Me sentei no banco de madeira da terceira fileira, ao lado de minha mãe, esperando até que a missa começasse. Logo o Sr. e a Sra. Santos chegaram com seu filho, Theo, que se sentou ao meu lado. Dei espaço e a mãe de Theo foi sentar-se ao lado da minha. Desde que minha amizade com Theodoro deu início, minha mãe formou fortes laços com a Sra. Santos já que se encontravam com bastante frequência, aquilo era bom, eu gostava de ver minha mãe conversando com outras pessoas, apesar do ciúmes que sentia de ter de dividir sua atenção, o que julgo ser normal da idade que tinha na época.
– Coaxo – Theo cochichou para mim – Depois da missa eu, Severino e Roberto vamos pro rio. Quer vir junto?
– Pra que?
– Oras, pra que! Como pra que? Vamos nadar uai.
– Eu não confio em você o suficiente pra acreditar nesse nadar. Fora que eu sequer sei nadar, e até onde eu saiba, você também não.
– Deixa de besteira. Não tem nada demais. Se até os peixes nadam porque nós não poderíamos?
– E somos peixes por acaso?!
– Seja homem ao menos uma vez na vida Coaxo, vai ser divertido.
O padre entrou e todos fizemos silêncio, ele deu início a missa.
– Ai daquele que escolhe o caminho do pecado… – Padre Francisco falava em um tom que todos pudessem ouvir enquanto caminhava pela igreja, olhando para os fiéis – Vocês podem mentir para o pai… para mãe… para a esposa… e até mesmo para mim. Mas nunca para Deus. Ele vê cada coisinha que vocês fazem.
Troquei olhares com Theo. Eu não tinha nada a esconder, já ele não podia dizer o mesmo.
– Deus sabe tudo que vocês fazem. Nunca se esqueçam disso. Ele ouve tudo, vê tudo, até mesmo os pensamentos pecaminosos…

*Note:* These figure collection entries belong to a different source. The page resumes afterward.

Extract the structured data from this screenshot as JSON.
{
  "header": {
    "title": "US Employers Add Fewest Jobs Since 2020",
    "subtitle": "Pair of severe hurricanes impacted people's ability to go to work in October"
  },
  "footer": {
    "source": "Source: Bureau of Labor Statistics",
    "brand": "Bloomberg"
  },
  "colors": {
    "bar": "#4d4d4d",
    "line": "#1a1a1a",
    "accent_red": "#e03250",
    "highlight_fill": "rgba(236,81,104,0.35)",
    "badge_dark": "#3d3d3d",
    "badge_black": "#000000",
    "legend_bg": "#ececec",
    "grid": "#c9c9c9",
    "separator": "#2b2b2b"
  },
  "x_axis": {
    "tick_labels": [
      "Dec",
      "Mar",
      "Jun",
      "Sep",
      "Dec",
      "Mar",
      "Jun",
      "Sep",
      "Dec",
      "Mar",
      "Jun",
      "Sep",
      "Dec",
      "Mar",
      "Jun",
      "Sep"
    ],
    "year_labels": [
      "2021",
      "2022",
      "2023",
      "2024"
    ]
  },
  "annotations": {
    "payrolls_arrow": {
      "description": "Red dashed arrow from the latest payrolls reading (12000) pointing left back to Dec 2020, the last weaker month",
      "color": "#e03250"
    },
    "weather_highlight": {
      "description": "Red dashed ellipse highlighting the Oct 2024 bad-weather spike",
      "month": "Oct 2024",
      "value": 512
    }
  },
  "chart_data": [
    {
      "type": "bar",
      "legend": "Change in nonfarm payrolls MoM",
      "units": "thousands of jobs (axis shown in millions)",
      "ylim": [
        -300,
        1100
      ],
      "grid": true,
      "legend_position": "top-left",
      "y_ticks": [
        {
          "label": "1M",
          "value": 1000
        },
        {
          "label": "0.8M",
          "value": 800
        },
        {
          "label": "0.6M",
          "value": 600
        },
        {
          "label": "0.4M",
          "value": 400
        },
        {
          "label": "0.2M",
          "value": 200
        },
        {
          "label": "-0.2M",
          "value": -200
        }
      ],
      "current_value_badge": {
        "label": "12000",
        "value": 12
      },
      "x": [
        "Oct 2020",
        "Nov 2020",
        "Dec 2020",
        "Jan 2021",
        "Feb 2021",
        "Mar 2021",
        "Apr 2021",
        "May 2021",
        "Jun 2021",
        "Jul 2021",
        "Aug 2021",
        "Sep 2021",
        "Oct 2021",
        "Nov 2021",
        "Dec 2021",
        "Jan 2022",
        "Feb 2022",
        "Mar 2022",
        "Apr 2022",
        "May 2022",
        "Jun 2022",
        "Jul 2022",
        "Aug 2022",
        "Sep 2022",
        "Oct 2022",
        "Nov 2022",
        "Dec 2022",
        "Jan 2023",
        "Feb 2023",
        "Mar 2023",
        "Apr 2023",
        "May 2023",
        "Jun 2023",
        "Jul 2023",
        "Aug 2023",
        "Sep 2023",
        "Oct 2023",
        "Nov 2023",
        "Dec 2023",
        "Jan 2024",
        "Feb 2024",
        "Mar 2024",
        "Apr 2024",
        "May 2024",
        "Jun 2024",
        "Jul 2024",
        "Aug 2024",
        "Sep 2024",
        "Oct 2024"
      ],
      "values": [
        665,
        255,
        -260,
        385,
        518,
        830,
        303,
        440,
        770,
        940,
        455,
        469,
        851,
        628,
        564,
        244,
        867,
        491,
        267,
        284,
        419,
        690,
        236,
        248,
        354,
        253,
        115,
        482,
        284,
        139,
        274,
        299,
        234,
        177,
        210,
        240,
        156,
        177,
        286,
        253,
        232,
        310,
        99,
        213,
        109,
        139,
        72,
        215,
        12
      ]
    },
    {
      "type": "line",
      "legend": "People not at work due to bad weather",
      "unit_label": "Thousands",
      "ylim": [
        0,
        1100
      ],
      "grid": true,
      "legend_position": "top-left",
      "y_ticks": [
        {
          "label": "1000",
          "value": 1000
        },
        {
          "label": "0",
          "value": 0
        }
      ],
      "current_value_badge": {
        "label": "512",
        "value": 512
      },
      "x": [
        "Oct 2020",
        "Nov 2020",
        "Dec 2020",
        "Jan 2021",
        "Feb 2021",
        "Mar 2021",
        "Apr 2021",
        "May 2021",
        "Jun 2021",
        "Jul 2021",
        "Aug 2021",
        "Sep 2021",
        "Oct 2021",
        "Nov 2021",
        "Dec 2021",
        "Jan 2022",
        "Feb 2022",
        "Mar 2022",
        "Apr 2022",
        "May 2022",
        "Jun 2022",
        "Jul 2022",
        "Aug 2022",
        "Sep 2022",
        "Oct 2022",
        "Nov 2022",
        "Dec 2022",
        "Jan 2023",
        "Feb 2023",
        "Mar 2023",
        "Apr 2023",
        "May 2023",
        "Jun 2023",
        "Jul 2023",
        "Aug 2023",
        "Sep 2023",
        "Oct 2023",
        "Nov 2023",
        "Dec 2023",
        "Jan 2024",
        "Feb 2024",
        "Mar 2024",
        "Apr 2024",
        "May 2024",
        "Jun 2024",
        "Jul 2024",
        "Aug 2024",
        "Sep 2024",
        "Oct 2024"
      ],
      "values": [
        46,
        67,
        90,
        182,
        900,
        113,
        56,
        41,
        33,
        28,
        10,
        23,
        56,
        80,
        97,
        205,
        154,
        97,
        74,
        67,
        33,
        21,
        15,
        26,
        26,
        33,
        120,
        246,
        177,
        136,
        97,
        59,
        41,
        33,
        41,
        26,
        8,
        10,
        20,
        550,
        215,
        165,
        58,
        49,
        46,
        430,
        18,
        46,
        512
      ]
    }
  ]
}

– Então, o que me diz Coaxo? – Theo cochichava – Vai querer ir no rio conosco ou vai continuar sendo um bunda mole?
– Não sou bunda mole!
– Shhh – Minha mãe me repreendeu. Ela não ouvia nossa conversa mas os cochichos estavam atrapalhando, eu lancei um olhar para Theo que ficou quieto depois disso.
Ao fim da missa me levantei junto de minha mãe, mas logo Theo pôs-se ao meu lado.
– Dona Rosa – ele deu um passo à frente tirando a boina e a segurando no peito – Eu estava pensando em levar o Coaxo pra praça, vamos jogar bola. Eu, Severino e Roberto. Podemos ir?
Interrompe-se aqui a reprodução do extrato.